I have two kids and run two businesses. My kids are a seven-month-old girl and a three-year-old boy. My first business, a Web consultancy called Soapbxx, grossed $300,000 in 2009 and employs eight people. The second company, an online finance publication for women called DailyWorth, has no revenue (yet) and requires a team of four part-time contractors to operate.
The best news? I’m not mad. I have plenty of time to be with my kids. I even manage to find time to have a leisurely lunch or extended “me” time.
Here’s how I do it:
7 a.m.: Our baby girl wakes all of us up.
8 a.m.: We’re downstairs, dressed, eating breakfast and packing lunches.
9 a.m.: My baby girl is cared for by a nanny. Our nanny shows up at 9 a.m. and I hand my baby girl off. My three year old goes to preschool. My husband always takes him to preschool. Bottom line: even if we’re running late, I depart for my home office (top floor of our house) at 9 a.m. sharp. This is critical to me. 9.a.m. Work.
9 a.m.–11 a.m.: After I clean out my in-box, I focus on DailyWorth, the finance website for women. We send out a daily email, and this requires about two hours of my day to orchestrate.
11 a.m.–4:00 p.m.: I focus on Soapbxx, my web consultancy. The tasks I concern myself with include:
- Ensuring that I’m selling and closing the next $50,000–$80,000 Web project.
- Managing our project coordinators to make sure that they’re planning and managing Website projects effectively.
- Reviewing and testing Websites that are close to launch; logging tasks into our project management system that I think need to be considered or changed.

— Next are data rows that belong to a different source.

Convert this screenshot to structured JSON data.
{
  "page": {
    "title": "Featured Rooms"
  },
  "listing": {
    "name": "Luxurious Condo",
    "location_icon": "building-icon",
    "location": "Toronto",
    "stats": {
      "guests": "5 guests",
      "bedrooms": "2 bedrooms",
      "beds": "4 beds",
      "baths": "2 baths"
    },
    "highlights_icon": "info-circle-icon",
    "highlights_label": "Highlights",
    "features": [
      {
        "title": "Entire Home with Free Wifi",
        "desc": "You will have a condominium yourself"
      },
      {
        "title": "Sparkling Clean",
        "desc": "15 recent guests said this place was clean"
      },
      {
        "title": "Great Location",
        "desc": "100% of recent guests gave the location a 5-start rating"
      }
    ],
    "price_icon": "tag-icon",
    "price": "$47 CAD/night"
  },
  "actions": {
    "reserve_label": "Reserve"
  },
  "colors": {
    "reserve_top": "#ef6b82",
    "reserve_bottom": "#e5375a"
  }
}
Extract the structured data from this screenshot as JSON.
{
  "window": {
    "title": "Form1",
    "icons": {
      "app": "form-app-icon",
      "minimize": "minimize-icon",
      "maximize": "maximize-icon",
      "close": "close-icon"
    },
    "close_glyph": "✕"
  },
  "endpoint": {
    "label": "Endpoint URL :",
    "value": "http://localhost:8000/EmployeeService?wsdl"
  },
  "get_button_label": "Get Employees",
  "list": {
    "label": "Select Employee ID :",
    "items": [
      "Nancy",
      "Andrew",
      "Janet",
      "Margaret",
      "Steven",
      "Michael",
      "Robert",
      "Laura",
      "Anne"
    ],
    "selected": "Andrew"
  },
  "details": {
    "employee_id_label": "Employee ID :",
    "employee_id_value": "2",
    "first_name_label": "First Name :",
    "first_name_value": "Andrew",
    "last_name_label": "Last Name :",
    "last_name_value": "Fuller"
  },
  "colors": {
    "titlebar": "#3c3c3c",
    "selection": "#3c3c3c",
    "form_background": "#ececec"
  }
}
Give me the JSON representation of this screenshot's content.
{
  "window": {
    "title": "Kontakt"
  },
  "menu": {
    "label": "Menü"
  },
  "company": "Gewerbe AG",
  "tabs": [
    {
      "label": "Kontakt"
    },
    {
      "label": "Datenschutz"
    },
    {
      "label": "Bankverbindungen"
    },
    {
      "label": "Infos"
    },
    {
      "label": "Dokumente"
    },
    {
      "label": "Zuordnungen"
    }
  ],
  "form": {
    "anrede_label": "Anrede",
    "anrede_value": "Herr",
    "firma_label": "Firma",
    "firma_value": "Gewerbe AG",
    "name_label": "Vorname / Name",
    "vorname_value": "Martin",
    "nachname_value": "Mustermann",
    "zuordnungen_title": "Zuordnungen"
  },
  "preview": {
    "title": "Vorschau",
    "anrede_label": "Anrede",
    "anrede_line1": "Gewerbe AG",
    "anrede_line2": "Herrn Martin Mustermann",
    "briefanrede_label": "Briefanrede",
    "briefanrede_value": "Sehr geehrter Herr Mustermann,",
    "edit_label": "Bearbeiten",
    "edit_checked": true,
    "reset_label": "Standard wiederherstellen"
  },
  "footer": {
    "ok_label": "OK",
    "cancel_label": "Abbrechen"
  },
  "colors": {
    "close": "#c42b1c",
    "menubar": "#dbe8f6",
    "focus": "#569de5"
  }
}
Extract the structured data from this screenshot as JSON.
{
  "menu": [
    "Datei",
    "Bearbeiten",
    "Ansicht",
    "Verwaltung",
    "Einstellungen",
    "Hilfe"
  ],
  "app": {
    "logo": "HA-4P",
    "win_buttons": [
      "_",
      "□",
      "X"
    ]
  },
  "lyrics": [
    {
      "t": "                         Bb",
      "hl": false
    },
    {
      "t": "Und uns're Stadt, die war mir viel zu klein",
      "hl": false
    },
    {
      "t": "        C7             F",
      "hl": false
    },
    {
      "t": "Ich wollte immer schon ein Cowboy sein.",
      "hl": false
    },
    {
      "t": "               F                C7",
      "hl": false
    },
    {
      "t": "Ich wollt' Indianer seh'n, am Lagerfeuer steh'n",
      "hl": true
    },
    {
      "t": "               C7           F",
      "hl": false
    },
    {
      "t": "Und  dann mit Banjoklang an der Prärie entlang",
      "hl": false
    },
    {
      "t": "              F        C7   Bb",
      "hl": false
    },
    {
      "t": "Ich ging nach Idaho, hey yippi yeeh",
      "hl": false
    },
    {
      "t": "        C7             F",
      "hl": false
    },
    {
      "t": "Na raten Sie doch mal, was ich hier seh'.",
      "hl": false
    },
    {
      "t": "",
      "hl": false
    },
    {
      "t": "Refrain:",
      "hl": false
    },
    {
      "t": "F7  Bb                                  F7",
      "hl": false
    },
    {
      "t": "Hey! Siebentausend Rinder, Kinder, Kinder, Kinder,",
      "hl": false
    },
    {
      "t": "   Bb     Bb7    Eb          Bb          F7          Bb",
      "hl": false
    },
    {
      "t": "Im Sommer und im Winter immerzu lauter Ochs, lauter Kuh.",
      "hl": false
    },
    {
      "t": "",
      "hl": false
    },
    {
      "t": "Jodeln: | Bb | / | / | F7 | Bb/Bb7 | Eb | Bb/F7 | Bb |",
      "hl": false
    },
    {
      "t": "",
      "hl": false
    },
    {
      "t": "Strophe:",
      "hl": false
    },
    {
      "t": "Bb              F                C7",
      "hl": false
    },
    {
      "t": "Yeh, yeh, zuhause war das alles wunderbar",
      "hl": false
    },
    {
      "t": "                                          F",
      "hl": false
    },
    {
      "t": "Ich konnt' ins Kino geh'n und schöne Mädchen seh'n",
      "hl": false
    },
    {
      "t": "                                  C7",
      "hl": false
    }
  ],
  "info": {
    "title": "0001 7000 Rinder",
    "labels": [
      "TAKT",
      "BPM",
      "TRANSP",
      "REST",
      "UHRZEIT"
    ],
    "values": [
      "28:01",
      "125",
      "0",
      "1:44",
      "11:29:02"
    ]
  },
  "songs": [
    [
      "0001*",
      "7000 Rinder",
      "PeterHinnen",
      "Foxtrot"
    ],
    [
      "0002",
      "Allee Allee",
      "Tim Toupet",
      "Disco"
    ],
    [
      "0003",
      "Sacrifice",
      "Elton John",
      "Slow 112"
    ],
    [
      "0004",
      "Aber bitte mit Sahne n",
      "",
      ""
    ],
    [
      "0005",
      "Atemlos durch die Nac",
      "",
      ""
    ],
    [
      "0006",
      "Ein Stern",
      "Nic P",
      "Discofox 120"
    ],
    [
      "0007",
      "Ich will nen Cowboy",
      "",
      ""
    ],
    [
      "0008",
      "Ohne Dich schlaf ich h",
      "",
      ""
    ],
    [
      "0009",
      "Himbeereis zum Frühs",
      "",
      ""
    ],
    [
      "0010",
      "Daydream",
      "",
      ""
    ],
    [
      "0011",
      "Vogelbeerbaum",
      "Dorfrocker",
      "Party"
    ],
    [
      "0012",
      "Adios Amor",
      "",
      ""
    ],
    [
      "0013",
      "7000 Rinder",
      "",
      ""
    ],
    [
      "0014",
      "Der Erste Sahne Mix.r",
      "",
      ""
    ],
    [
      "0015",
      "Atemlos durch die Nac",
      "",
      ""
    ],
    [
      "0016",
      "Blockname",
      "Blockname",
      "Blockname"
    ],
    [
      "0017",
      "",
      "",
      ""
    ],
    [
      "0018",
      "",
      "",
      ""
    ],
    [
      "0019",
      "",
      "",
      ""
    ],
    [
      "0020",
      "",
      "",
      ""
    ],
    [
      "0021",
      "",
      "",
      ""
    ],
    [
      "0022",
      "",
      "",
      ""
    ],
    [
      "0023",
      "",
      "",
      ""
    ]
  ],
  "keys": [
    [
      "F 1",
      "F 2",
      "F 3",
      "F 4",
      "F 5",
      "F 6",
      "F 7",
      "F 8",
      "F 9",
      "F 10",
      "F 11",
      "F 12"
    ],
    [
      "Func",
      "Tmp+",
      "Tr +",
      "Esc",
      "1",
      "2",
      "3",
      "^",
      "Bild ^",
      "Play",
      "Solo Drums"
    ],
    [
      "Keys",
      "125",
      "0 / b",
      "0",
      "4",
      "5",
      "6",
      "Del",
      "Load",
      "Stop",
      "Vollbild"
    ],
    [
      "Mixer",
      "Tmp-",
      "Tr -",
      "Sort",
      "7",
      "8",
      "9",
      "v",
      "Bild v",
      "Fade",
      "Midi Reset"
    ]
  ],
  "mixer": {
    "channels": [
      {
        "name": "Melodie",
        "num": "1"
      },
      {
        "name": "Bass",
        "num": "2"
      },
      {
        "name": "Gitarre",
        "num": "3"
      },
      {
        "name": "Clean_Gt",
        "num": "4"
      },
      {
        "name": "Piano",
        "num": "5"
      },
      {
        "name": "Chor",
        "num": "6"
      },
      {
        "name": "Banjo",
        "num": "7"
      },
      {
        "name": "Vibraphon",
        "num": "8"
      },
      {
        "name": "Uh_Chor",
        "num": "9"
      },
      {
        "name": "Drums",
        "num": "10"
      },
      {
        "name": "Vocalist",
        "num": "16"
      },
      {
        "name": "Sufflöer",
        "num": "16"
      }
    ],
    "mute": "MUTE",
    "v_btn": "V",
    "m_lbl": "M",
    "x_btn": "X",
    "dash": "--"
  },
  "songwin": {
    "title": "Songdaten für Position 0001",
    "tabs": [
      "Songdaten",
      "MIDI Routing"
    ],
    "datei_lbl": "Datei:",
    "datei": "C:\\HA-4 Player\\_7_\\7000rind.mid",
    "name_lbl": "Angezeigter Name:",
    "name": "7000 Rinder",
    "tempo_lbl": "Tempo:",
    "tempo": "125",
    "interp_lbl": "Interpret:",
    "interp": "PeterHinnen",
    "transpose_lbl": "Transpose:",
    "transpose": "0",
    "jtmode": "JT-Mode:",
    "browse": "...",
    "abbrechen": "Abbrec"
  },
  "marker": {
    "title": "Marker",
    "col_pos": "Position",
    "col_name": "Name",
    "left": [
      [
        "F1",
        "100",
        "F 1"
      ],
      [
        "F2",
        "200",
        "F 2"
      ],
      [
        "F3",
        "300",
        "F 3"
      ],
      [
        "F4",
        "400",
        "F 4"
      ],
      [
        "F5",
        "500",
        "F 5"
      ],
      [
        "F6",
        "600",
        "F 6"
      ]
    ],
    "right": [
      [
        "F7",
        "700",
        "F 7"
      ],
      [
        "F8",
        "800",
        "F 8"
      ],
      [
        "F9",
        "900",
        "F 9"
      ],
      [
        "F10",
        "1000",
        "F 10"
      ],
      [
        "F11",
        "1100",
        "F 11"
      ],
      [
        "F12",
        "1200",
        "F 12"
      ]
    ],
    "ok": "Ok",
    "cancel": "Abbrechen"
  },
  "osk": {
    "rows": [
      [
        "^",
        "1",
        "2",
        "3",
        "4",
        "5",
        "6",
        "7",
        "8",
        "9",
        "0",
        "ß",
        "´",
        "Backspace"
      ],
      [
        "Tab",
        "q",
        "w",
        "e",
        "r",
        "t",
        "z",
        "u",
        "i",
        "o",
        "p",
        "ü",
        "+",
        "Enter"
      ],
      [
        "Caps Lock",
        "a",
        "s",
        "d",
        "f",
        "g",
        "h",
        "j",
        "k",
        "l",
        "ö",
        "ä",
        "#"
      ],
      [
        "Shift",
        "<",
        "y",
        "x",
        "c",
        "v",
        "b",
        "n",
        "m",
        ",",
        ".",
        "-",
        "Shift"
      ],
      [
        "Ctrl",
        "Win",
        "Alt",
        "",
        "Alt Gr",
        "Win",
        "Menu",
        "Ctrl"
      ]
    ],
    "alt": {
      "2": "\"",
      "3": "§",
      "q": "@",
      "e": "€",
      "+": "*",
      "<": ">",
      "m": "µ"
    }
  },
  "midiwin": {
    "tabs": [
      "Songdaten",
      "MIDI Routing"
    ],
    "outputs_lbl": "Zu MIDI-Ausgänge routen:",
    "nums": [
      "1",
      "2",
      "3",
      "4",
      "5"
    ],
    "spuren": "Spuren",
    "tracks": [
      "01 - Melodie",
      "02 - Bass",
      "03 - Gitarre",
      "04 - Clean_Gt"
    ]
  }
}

- Producing strategic documents. Many clients hire my company because of the strategic services I sell them. As a result, I personally handle a lot of the planning and strategy documents that go with selling large, complex websites.
I don’t worry about Soapbxx’s internal performance or quality because I’ve learned over the years how to hire only the best people. My team is exceptional and as a result, I don’t have to micro-manage them or worry much. This did not happen by accident. I have ten years practice hiring and firing. I’ve employed or contracted to forty people over the last few years and only a select few remain.
4:00 p.m. I shut down my computer, scoop up my daughter, and drive to pick up my son from preschool. It feels incredible to me that I can run two companies and finish my workday by 4:00. Having been raised by a single mom who was forced into a strict nine to six corporate work environment, I vowed to set up a life where I could be there for my kids more than my mom was for me. I don’t blame my mom for her absence—she did what she had to do to earn what she needed to earn in the 1980s. But I hated that she couldn’t drive me to school, or be there for me after school. I’m structuring my life so that I can run my businesses and be there for my kids before and after school. In 2009, working moms can have it all if we plan properly.
3:00 p.m.–9 p.m. Family time! We run errands (Target, anyone?), make dinner, take baths, read books and every other bedtime ritual that makes having kids so special.
9 p.m.–11 p.m. Here’s the part of my life that isn’t so ideal. I generally boot up my Mac and do more work at 9 p.m. I sense that my husband would rather that I curl up on the sofa and watch “True Blood” with him. Truth is, I feel pulled to run through emails that came in from 3:30–7 p.m. (there are often many) and finish tasks I wasn’t able to finish during the day. I look forward to a day when I can stop work at 3:30 p.m. and not resume until 9 a.m. the next day. Until my babies and businesses are more self-sufficient and systematized, it’s a sacrifice I’m making, and hope that my husband realizes it’s temporary.